David Weatherhead, head of SME and mid-corporate trade at Lloyds Bank Global Transaction Banking, discusses how the UK’s businesses can prepare to trade overseas successfully.
There’s strong and growing opportunity for the UK’s businesses overseas.
According to the latest HMRC statistics, the country’s total goods exports grew to £342.6bn in the year to March 2019, a rise of 3.5% on the same period in the 12 months before.
British food and drink exports rose by 3.8% to £5.7bn while demand for British products stretched to all corners of the globe - sales to North America grew by 7.7% to more than £56.7bn, while exports to Japan soared by 12.3% to £6.4bn.
Tapping into this global demand can deliver real benefits for businesses of all sizes.
Exporting – particularly to multiple markets – can help boost firms’ resilience by offering a degree of protection against economic fluctuations both at home and abroad.
It can also open up lucrative new revenue streams. For businesses that experience seasonal peaks and troughs in sales, this can offer them a chance to boost their year-round income by trading with markets where demand is high at times when domestic demand may slump.
But whether a seasoned exporter or a first-time trader, there are a few things businesses should keep in mind to help ensure their export journey is as smooth as possible.
Research, research, research
One of the first steps to trading overseas is identifying the right markets to target.
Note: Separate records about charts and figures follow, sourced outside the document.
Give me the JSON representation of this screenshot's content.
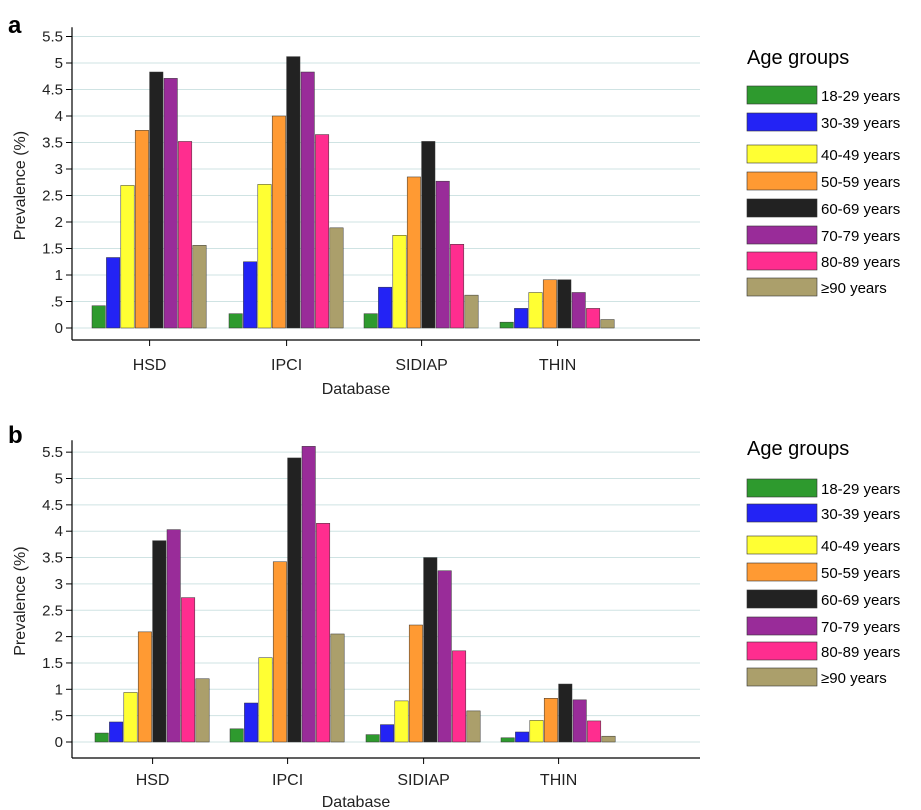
{
  "chart_data": [
    {
      "type": "bar",
      "panel": "a",
      "categories": [
        "HSD",
        "IPCI",
        "SIDIAP",
        "THIN"
      ],
      "xlabel": "Database",
      "ylabel": "Prevalence (%)",
      "ylim": [
        0,
        5.6
      ],
      "yticks": [
        "0",
        ".5",
        "1",
        "1.5",
        "2",
        "2.5",
        "3",
        "3.5",
        "4",
        "4.5",
        "5",
        "5.5"
      ],
      "grid": true,
      "legend_title": "Age groups",
      "legend_position": "right",
      "series": [
        {
          "name": "18-29 years",
          "color": "#2e9a2e",
          "values": [
            0.42,
            0.27,
            0.27,
            0.11
          ]
        },
        {
          "name": "30-39 years",
          "color": "#2323f5",
          "values": [
            1.33,
            1.25,
            0.77,
            0.37
          ]
        },
        {
          "name": "40-49 years",
          "color": "#ffff33",
          "values": [
            2.69,
            2.71,
            1.75,
            0.67
          ]
        },
        {
          "name": "50-59 years",
          "color": "#ff9a33",
          "values": [
            3.73,
            4.0,
            2.85,
            0.91
          ]
        },
        {
          "name": "60-69 years",
          "color": "#222222",
          "values": [
            4.83,
            5.12,
            3.52,
            0.91
          ]
        },
        {
          "name": "70-79 years",
          "color": "#992c99",
          "values": [
            4.71,
            4.83,
            2.77,
            0.67
          ]
        },
        {
          "name": "80-89 years",
          "color": "#ff2d8f",
          "values": [
            3.52,
            3.65,
            1.58,
            0.37
          ]
        },
        {
          "name": "≥90 years",
          "color": "#ab9f6b",
          "values": [
            1.56,
            1.89,
            0.62,
            0.16
          ]
        }
      ]
    },
    {
      "type": "bar",
      "panel": "b",
      "categories": [
        "HSD",
        "IPCI",
        "SIDIAP",
        "THIN"
      ],
      "xlabel": "Database",
      "ylabel": "Prevalence (%)",
      "ylim": [
        0,
        5.65
      ],
      "yticks": [
        "0",
        ".5",
        "1",
        "1.5",
        "2",
        "2.5",
        "3",
        "3.5",
        "4",
        "4.5",
        "5",
        "5.5"
      ],
      "grid": true,
      "legend_title": "Age groups",
      "legend_position": "right",
      "series": [
        {
          "name": "18-29 years",
          "color": "#2e9a2e",
          "values": [
            0.17,
            0.25,
            0.14,
            0.08
          ]
        },
        {
          "name": "30-39 years",
          "color": "#2323f5",
          "values": [
            0.38,
            0.74,
            0.33,
            0.19
          ]
        },
        {
          "name": "40-49 years",
          "color": "#ffff33",
          "values": [
            0.94,
            1.6,
            0.78,
            0.41
          ]
        },
        {
          "name": "50-59 years",
          "color": "#ff9a33",
          "values": [
            2.09,
            3.42,
            2.22,
            0.83
          ]
        },
        {
          "name": "60-69 years",
          "color": "#222222",
          "values": [
            3.82,
            5.39,
            3.5,
            1.1
          ]
        },
        {
          "name": "70-79 years",
          "color": "#992c99",
          "values": [
            4.03,
            5.61,
            3.25,
            0.8
          ]
        },
        {
          "name": "80-89 years",
          "color": "#ff2d8f",
          "values": [
            2.74,
            4.15,
            1.73,
            0.4
          ]
        },
        {
          "name": "≥90 years",
          "color": "#ab9f6b",
          "values": [
            1.2,
            2.05,
            0.59,
            0.11
          ]
        }
      ]
    }
  ]
}
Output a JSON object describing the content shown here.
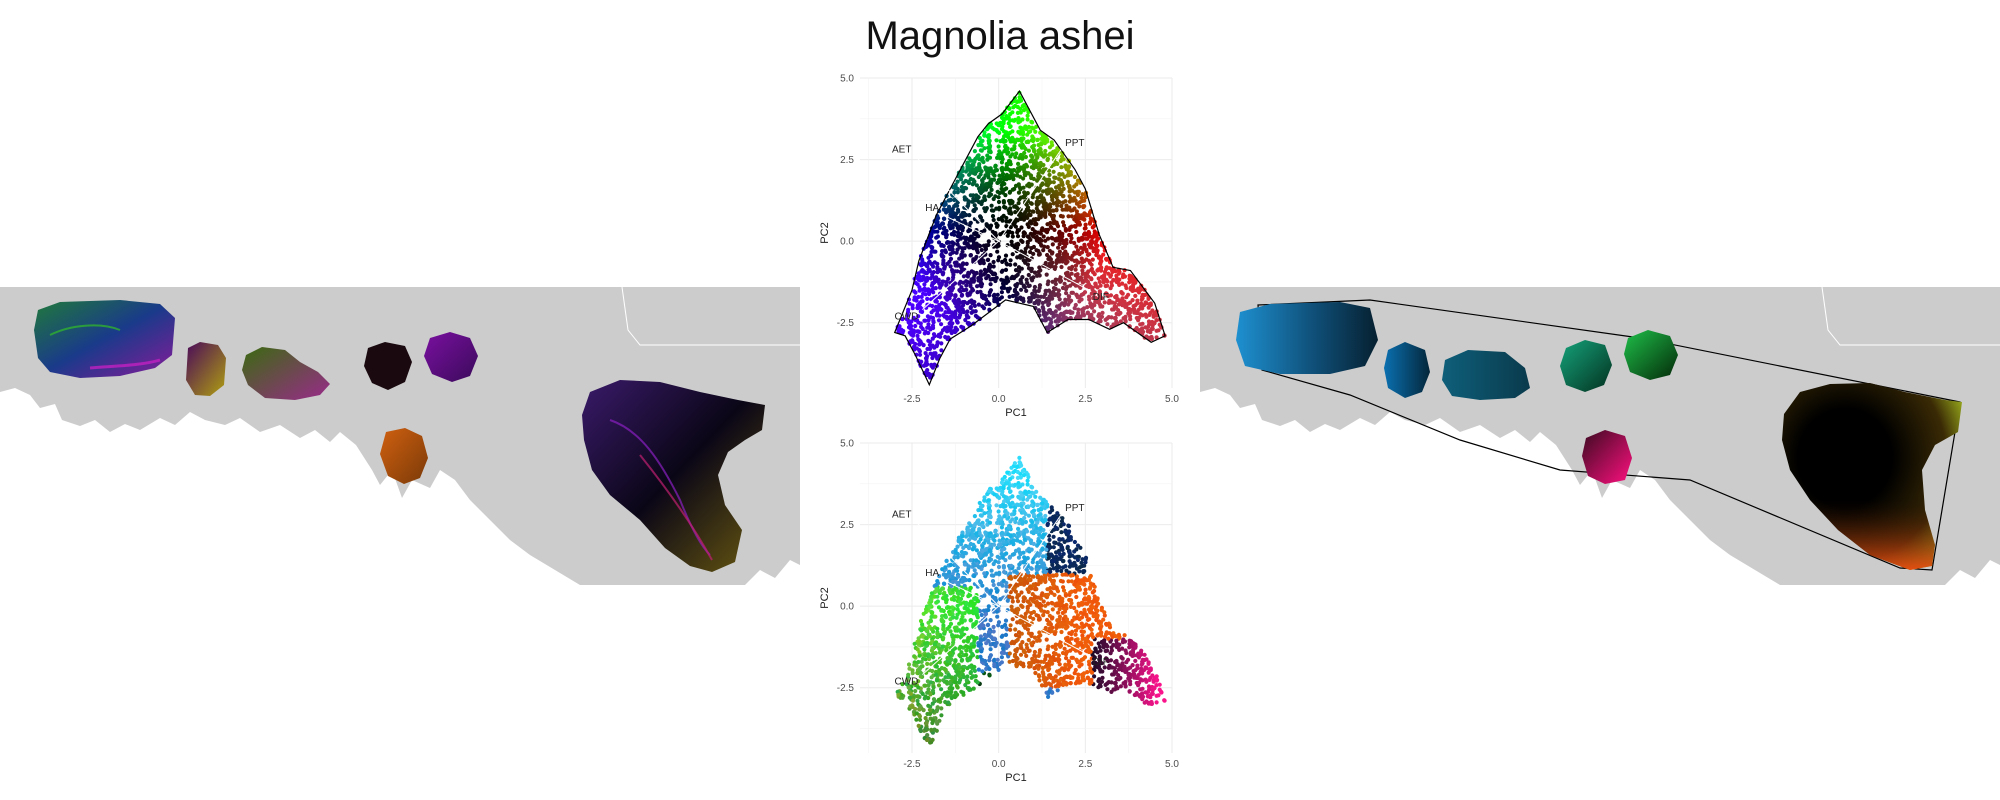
{
  "title": "Magnolia ashei",
  "chart_data": [
    {
      "type": "scatter",
      "panel": "top",
      "xlabel": "PC1",
      "ylabel": "PC2",
      "xlim": [
        -4.0,
        5.0
      ],
      "ylim": [
        -4.5,
        5.0
      ],
      "xticks": [
        -2.5,
        0.0,
        2.5,
        5.0
      ],
      "yticks": [
        -2.5,
        0.0,
        2.5,
        5.0
      ],
      "tick_labels_x": [
        "-2.5",
        "0.0",
        "2.5",
        "5.0"
      ],
      "tick_labels_y": [
        "-2.5",
        "0.0",
        "2.5",
        "5.0"
      ],
      "grid": true,
      "point_coloring": "position-based RGB (dark core, purple left-bottom, green top, orange right)",
      "hull": true,
      "vectors": [
        {
          "label": "AET",
          "x": -2.4,
          "y": 2.6
        },
        {
          "label": "PPT",
          "x": 1.8,
          "y": 2.8
        },
        {
          "label": "HA",
          "x": -1.6,
          "y": 0.8
        },
        {
          "label": "CWD",
          "x": -2.2,
          "y": -2.1
        },
        {
          "label": "DIF",
          "x": 2.6,
          "y": -1.5
        }
      ]
    },
    {
      "type": "scatter",
      "panel": "bottom",
      "xlabel": "PC1",
      "ylabel": "PC2",
      "xlim": [
        -4.0,
        5.0
      ],
      "ylim": [
        -4.5,
        5.0
      ],
      "xticks": [
        -2.5,
        0.0,
        2.5,
        5.0
      ],
      "yticks": [
        -2.5,
        0.0,
        2.5,
        5.0
      ],
      "tick_labels_x": [
        "-2.5",
        "0.0",
        "2.5",
        "5.0"
      ],
      "tick_labels_y": [
        "-2.5",
        "0.0",
        "2.5",
        "5.0"
      ],
      "grid": true,
      "point_coloring": "population-based (blue top, green left, orange center-right, magenta far right)",
      "hull": false,
      "vectors": [
        {
          "label": "AET",
          "x": -2.4,
          "y": 2.6
        },
        {
          "label": "PPT",
          "x": 1.8,
          "y": 2.8
        },
        {
          "label": "HA",
          "x": -1.6,
          "y": 0.8
        },
        {
          "label": "CWD",
          "x": -2.2,
          "y": -2.1
        },
        {
          "label": "DIF",
          "x": 2.6,
          "y": -1.5
        }
      ]
    }
  ],
  "colors": {
    "land": "#cccccc",
    "water": "#ffffff",
    "grid": "#ebebeb",
    "vector": "#ffffff",
    "hull": "#000000"
  }
}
There’s no ‘one size fits all’ approach to exporting, and by analysing local trends, taste and competition, businesses can determine the best demand for what they have to offer.
Understanding factors such as local customs and legal requirements can also help businesses prepare for doing business well in advance of making their first sale.
Here, having the right knowledge and insight is key, and businesses should be sure that they’re armed with up-to-date and reliable information to help inform their export strategy.
Working with a partner such as the Department for International Trade (DIT), which has trade experts based across the UK and overseas, could also be a valuable source of support.
At Lloyds Bank, we’ve developed our own International Trade Portal, which gives businesses access to valuable resources, from market studies and information on customs duties to details of trade shows and even directories of potential business partners, to give firms the information they need to start off on the right foot.
Trading with confidence
Trading overseas can mean dealing with the unknown.
As in the UK, firms should ensure they conduct thorough due diligence on any potential trading partners before any agreements are settled.
Meanwhile, there are a range of tools, such as letters of credit or bonds and guarantees – available from banks – that can help businesses to trade with confidence.
Keeping cash flow healthy
Cross-border transactions can take longer to complete than domestic trades, simply due to the distances involved and the extra processes – such as customs checks – that are required.
Slower deliveries and payments can put a squeeze on firms’ cash flow by lengthening their working capital cycle – the amount of time it takes to turn their assets into cash.
Fortunately, however, there are specialist financial tools that businesses can use to help tackle these issues head-on throughout the export process.
For example, once a business has a confirmed order, backed by documentary credit, pre-shipment finance can enable them to access a proportion of the funds in advance that they may need to produce or ship the goods.
Similarly, post-shipment finance can advance payment for goods once they’ve been shipped to a customer, bridging the gap between production and receiving final payment. In doing so, both tools give businesses the resources they may need to simultaneously pursue new opportunities.
Support at hand
Considering each of these factors in advance can help make the export process plain sailing. By making the most of the support and tools available, firms can put themselves in the best possible position for success.
At Lloyds Bank, we’re by the side of businesses to help them make their export ambitions a reality. Last year we helped more than 6,000 businesses export for the first time, and this year we’ve committed to lending £18bn to UK businesses to support firms’ plans for growth, both at home and through overseas trade.
With the world hungry for what we have to offer, now is the perfect time for businesses of all sizes to consider how they can make the most of opportunity overseas.